The walk into the village now is pleasant. The evenings are long, it is light until after 10:00, though I’m usually well in before then. On one side of the road the waters of Galway Bay vary on the day between glass calm and frothing whitecaps, in color from a clear brilliant blue to grey and angry green.
On this evening it is calm enough, there is some wind on the water pushing up small waves and wrinkles on the surface. The tide is in, bringing the water right up to the wall along the road. A few feet to spare yet, but I wonder, on a stormy high tide, do waves leap the wall?
On the other side of the road are a scattering of homes and cottages, holiday homes I wager for the most part. It seems, now that I’ve had a chance to spend some time here, that Ballyvaughan is largely a village for tourists. There are a few locals who stay year round, but there are many, many B&Bs and rental cottages in and around the village.
My last few days here. It is going to take a long time to digest all that I’ve learned, seen and experienced in the past 9 months. For now, it has been a well spent time.
I’ve learned quite a bit about my painting and about art in general. Can’t say I know yet what is going to come of it. I will keep drawing and painting, that is a given. What it is going to turn into, that is still open. I do know I am drawn to doing animals, in realistic rendering, and in landscape both as a background for subjects, and as a way of registering a sense of place.
I have also learned I am interested in traveling more. In looking back, the trip to Italy was a highlight for me. Something I never really thought I’d do, but am very glad I did. I would like to see more of the places I’ve read about in history, and of places where my ancestors would have left behind. I will certainly come back to Ireland to visit, and I am still particularly drawn to County Donegal.
And then there are the little things. References in reading or conversation or movies that now have more meaning because I have a context to put them in. And how differently we frame our thinking. I made a comment to some friends here one time about how Yellowstone was not far from where I had lived, about 200 miles. They sputtered at the thought. That is a major journey in the context of this place, where the next village is only a few short miles away, and you are never further than 150 miles from the edge of the island itself.
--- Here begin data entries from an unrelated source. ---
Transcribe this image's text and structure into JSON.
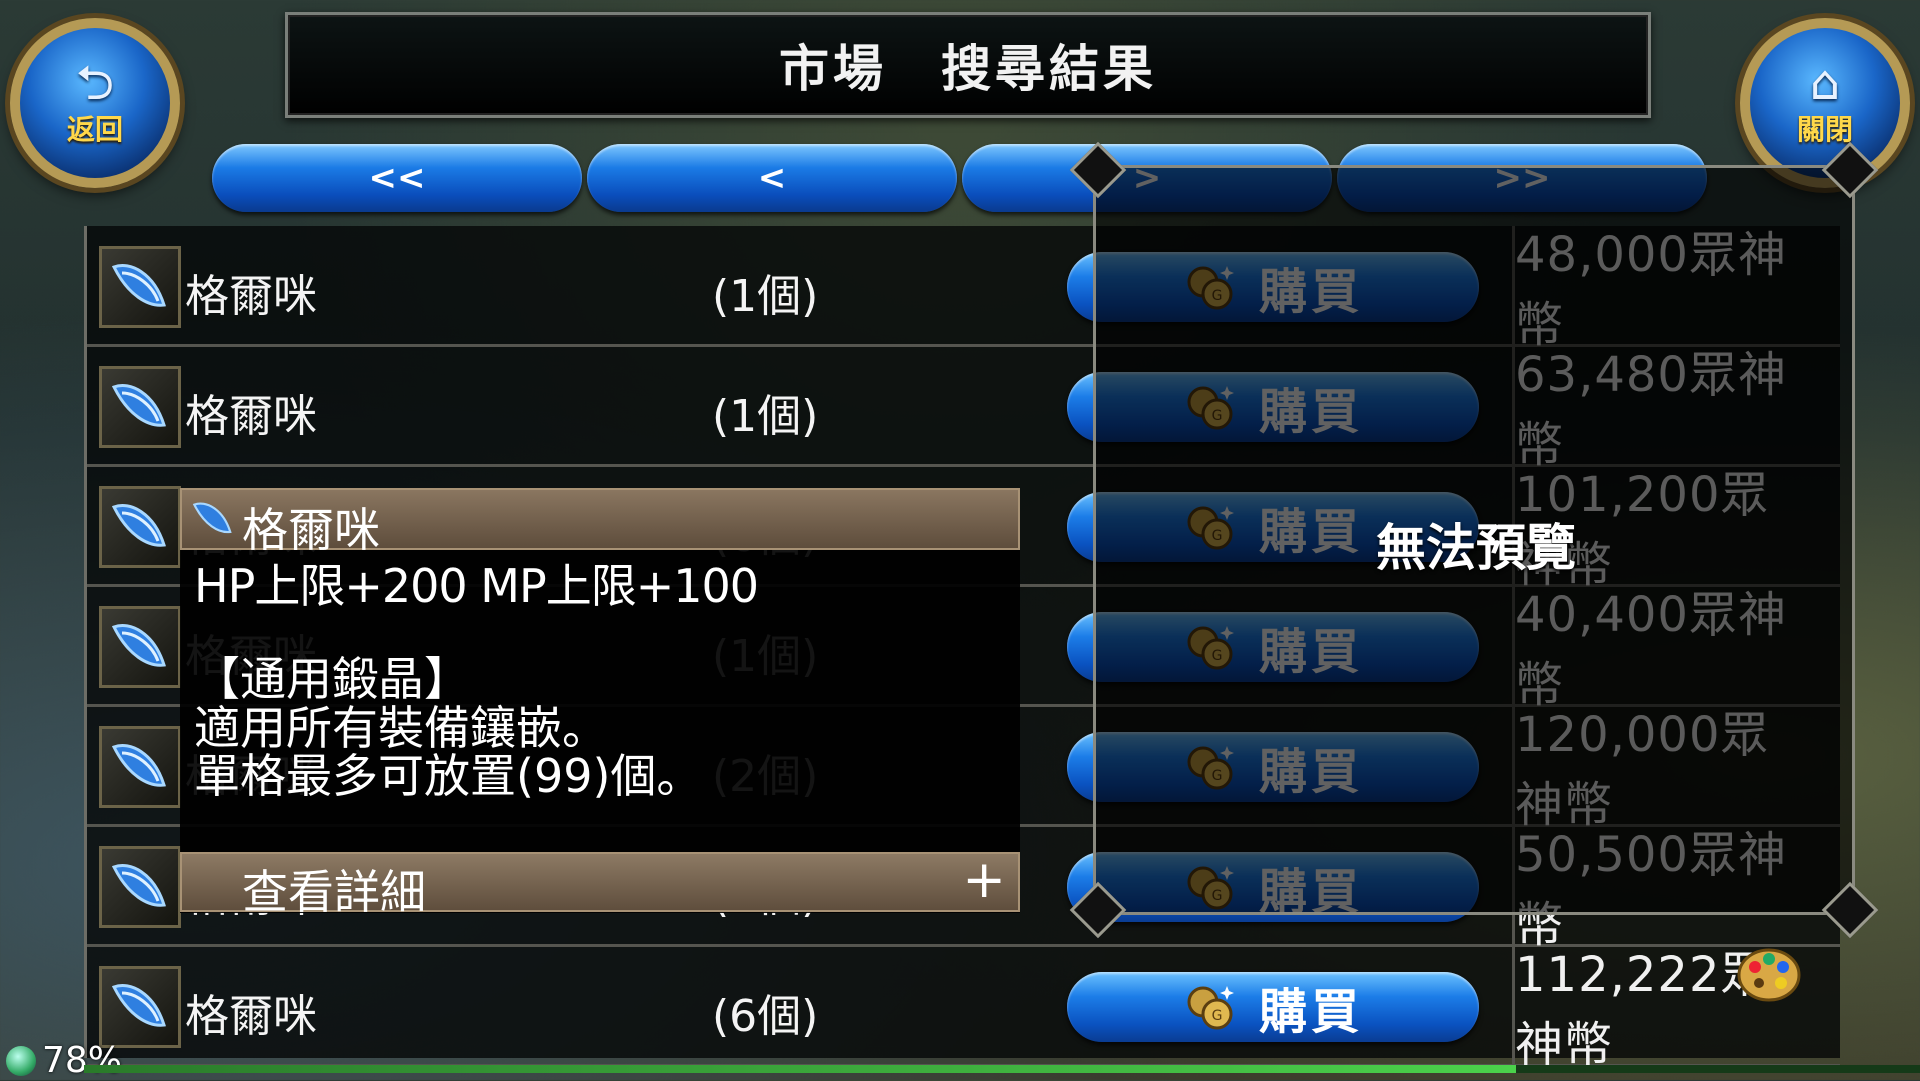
{
  "header": {
    "title": "市場　搜尋結果",
    "back_label": "返回",
    "close_label": "關閉"
  },
  "pagination": {
    "first": "<<",
    "prev": "<",
    "next": ">",
    "last": ">>"
  },
  "rows": [
    {
      "name": "格爾咪",
      "qty": "(1個)",
      "buy": "購買",
      "price": "48,000眾神幣"
    },
    {
      "name": "格爾咪",
      "qty": "(1個)",
      "buy": "購買",
      "price": "63,480眾神幣"
    },
    {
      "name": "格爾咪",
      "qty": "(6個)",
      "buy": "購買",
      "price": "101,200眾神幣"
    },
    {
      "name": "格爾咪",
      "qty": "(1個)",
      "buy": "購買",
      "price": "40,400眾神幣"
    },
    {
      "name": "格爾咪",
      "qty": "(2個)",
      "buy": "購買",
      "price": "120,000眾神幣"
    },
    {
      "name": "格爾咪",
      "qty": "(1個)",
      "buy": "購買",
      "price": "50,500眾神幣"
    },
    {
      "name": "格爾咪",
      "qty": "(6個)",
      "buy": "購買",
      "price": "112,222眾神幣"
    }
  ],
  "tooltip": {
    "name": "格爾咪",
    "stats": "HP上限+200  MP上限+100",
    "category": "【通用鍛晶】",
    "desc1": "適用所有裝備鑲嵌。",
    "desc2": "單格最多可放置(99)個。",
    "detail_label": "查看詳細",
    "detail_plus": "+"
  },
  "preview": {
    "text": "無法預覽"
  },
  "status": {
    "loading_percent": "78%",
    "progress": 0.78
  },
  "colors": {
    "button_blue": "#1b7be6",
    "accent_gold": "#ffd84a",
    "panel_border": "#55554f"
  }
}
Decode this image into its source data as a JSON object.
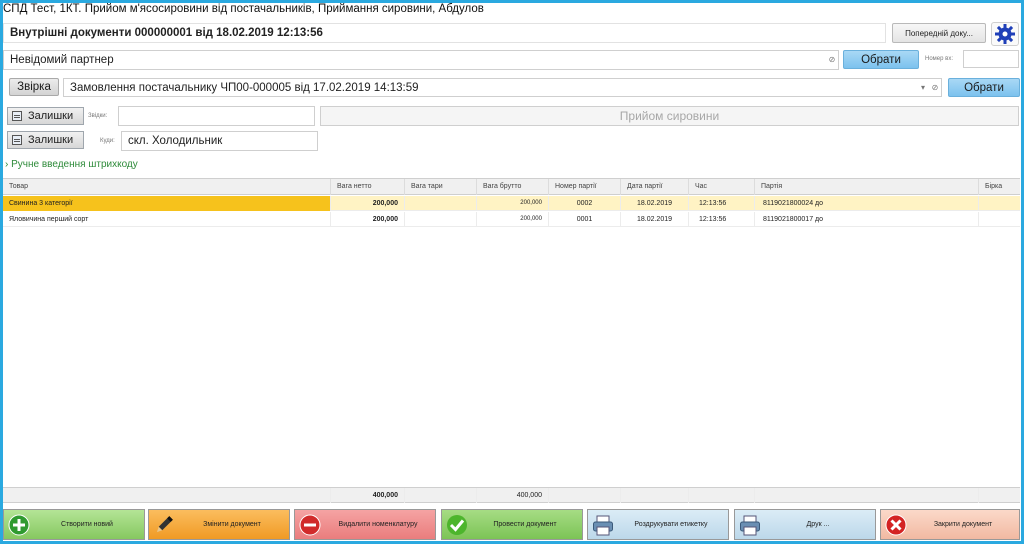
{
  "window": {
    "title": "СПД Тест, 1КТ. Прийом м'ясосировини від постачальників, Приймання сировини, Абдулов"
  },
  "header": {
    "document_title": "Внутрішні документи 000000001 від 18.02.2019 12:13:56",
    "prev_doc_label": "Попередній доку..."
  },
  "partner": {
    "value": "Невідомий партнер",
    "select_label": "Обрати",
    "incoming_number_label": "Номер вх:",
    "incoming_number_value": ""
  },
  "order": {
    "reconcile_label": "Звірка",
    "value": "Замовлення постачальнику ЧП00-000005 від 17.02.2019 14:13:59",
    "select_label": "Обрати"
  },
  "from": {
    "stock_label": "Залишки",
    "field_label": "Звідки:",
    "value": "",
    "operation_label": "Прийом сировини"
  },
  "to": {
    "stock_label": "Залишки",
    "field_label": "Куди:",
    "value": "скл. Холодильник"
  },
  "barcode_link": "Ручне введення штрихкоду",
  "table": {
    "columns": [
      "Товар",
      "Вага нетто",
      "Вага тари",
      "Вага брутто",
      "Номер партії",
      "Дата партії",
      "Час",
      "Партія",
      "Бірка"
    ],
    "rows": [
      {
        "product": "Свинина 3 категорії",
        "net": "200,000",
        "tare": "",
        "gross": "200,000",
        "batch_no": "0002",
        "batch_date": "18.02.2019",
        "time": "12:13:56",
        "batch": "8119021800024 до",
        "tag": ""
      },
      {
        "product": "Яловичина перший сорт",
        "net": "200,000",
        "tare": "",
        "gross": "200,000",
        "batch_no": "0001",
        "batch_date": "18.02.2019",
        "time": "12:13:56",
        "batch": "8119021800017 до",
        "tag": ""
      }
    ],
    "totals": {
      "net": "400,000",
      "gross": "400,000"
    }
  },
  "toolbar": {
    "create": "Створити новий",
    "edit": "Змінити документ",
    "delete": "Видалити номенклатуру",
    "post": "Провести документ",
    "print_label": "Роздрукувати етикетку",
    "print": "Друк ...",
    "close": "Закрити документ"
  },
  "colors": {
    "frame": "#2aa9e0",
    "selected_row": "#fff3c4",
    "selected_cell": "#f6c21c",
    "create_bg": "#9ed67a",
    "edit_bg": "#f7a33a",
    "delete_bg": "#ef8a8a",
    "post_bg": "#8fd06a",
    "print_bg": "#cde3f0",
    "close_bg": "#f6c8b4"
  }
}
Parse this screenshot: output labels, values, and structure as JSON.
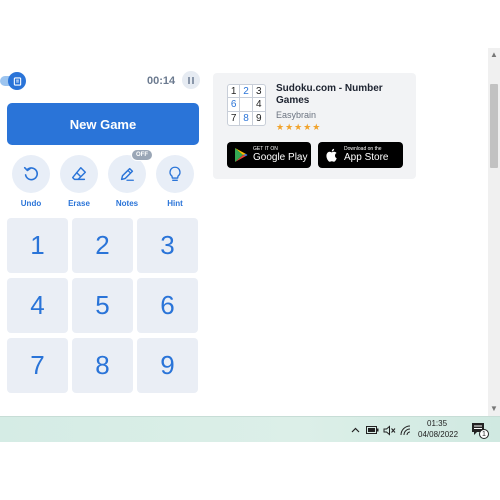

The smell of peat fires now brings warm and pleasant memories of walks through the village, or home after school on a cold and blustery evening. How much I’ve become dependent really, on the internet and the fact that it doesn’t exist everywhere, and where it does connections can be slow and dodgy. Soda bread is my downfall, particularly a thick slice toasted with melted butter in the morning alongside a bowl of wheatabix.
Walk on the footpath, not sidewalk; Hoover the house instead of vacuum. Use the cooker, rather than the oven for fixing dinner. Put recycle and rubbish in the bin. Very good things are grand rather than great. Everyone talks on a mobile, with a long i. Never ask for ride, its a lift. Young children go to cresh rather than daycare. And always start a conversation with a comment about the weather which can be soft, lovely, dull, bright, fresh and it will change before the sun sets.